In this regard, the European Commission has proposed a revised Payment Services Directive (PSD3) together with a directly applicable Payment Services Regulation (PSR), which will update and replace PSD2. These instruments are expected to strengthen the regulatory framework applicable to the intersection between payment services and crypto-asset activities, including in relation to providers facilitating fiat-to-crypto conversions and the interaction between CASPs and payment or electronic money institutions. CASPs whose services involve payment-related functionalities should monitor these developments closely, as the PSR will introduce new requirements directly applicable across all member states. Additionally, the recast Transfer of Funds Regulation (Regulation (EU) 2023/1113, the “TFR”) imposes the so-called “travel rule” on CASPs, requiring them to collect, verify, and transmit originator and beneficiary information in crypto-asset transfers.

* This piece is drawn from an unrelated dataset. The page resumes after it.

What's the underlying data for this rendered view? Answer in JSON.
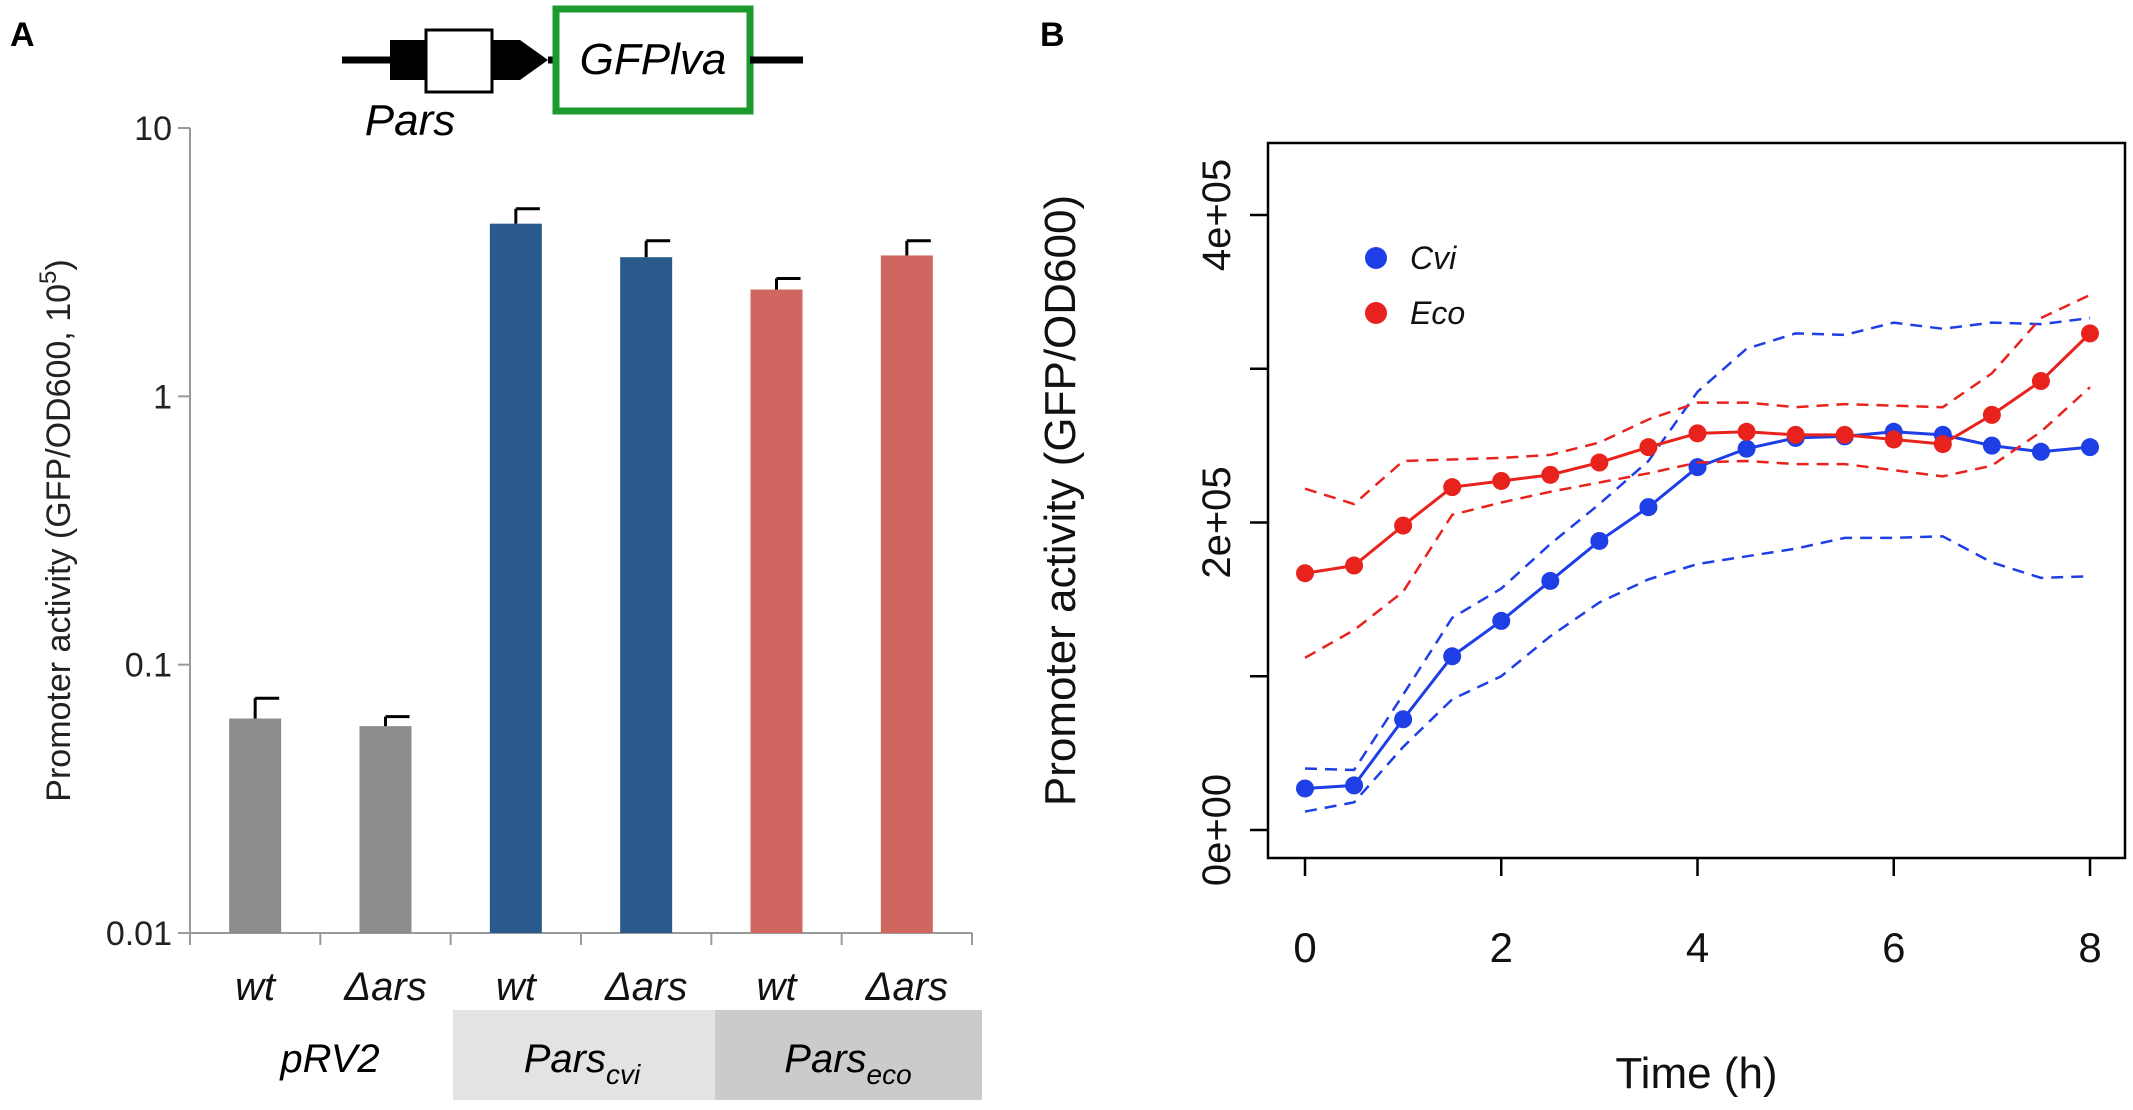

The TFR is directly applicable and complements MiCA’s AML/CFT framework, ensuring that crypto-asset transfers are subject to traceability requirements equivalent to those applicable to traditional wire transfers.

Spain does not apply a standalone regime to tokenised assets or real-world assets (RWA) on blockchain. Instead, regulation follows the EU’s technology-neutral, activity-based approach, meaning the legal treatment depends on the nature of the underlying asset rather than its tokenised form.

Where a token represents a financial instrument under MiFID II – such as tokenised shares, bonds, money-market instruments, or fund units – it is regulated exactly like its traditional equivalent. This triggers the full EU securities framework, including prospectus requirements, investment firm authorisation, market abuse rules, custody and settlement obligations, and trading venue regulation. Tokenisation affects only the technical form of issuance or transfer, not the regulatory classification.

Tokenised RWAs that do not qualify as financial instruments fall under general civil and commercial law. However, where such tokens are issued, offered, or traded as crypto-assets, they fall within the scope of MiCA, unless they qualify as financial instruments, in which case MiCA does not apply.

Compared with non-blockchain equivalents, tokenisation does not alter the legal nature of the asset, but it introduces additional supervisory focus.

Spain has also positioned itself as relatively receptive to tokenised financial instruments through the implementation of the EU DLT Pilot Regime and the amendments introduced by Law 6/2023 on Securities Markets and Investment Services, which expressly recognise the issuance and representation of certain financial instruments through distributed ledger technology systems.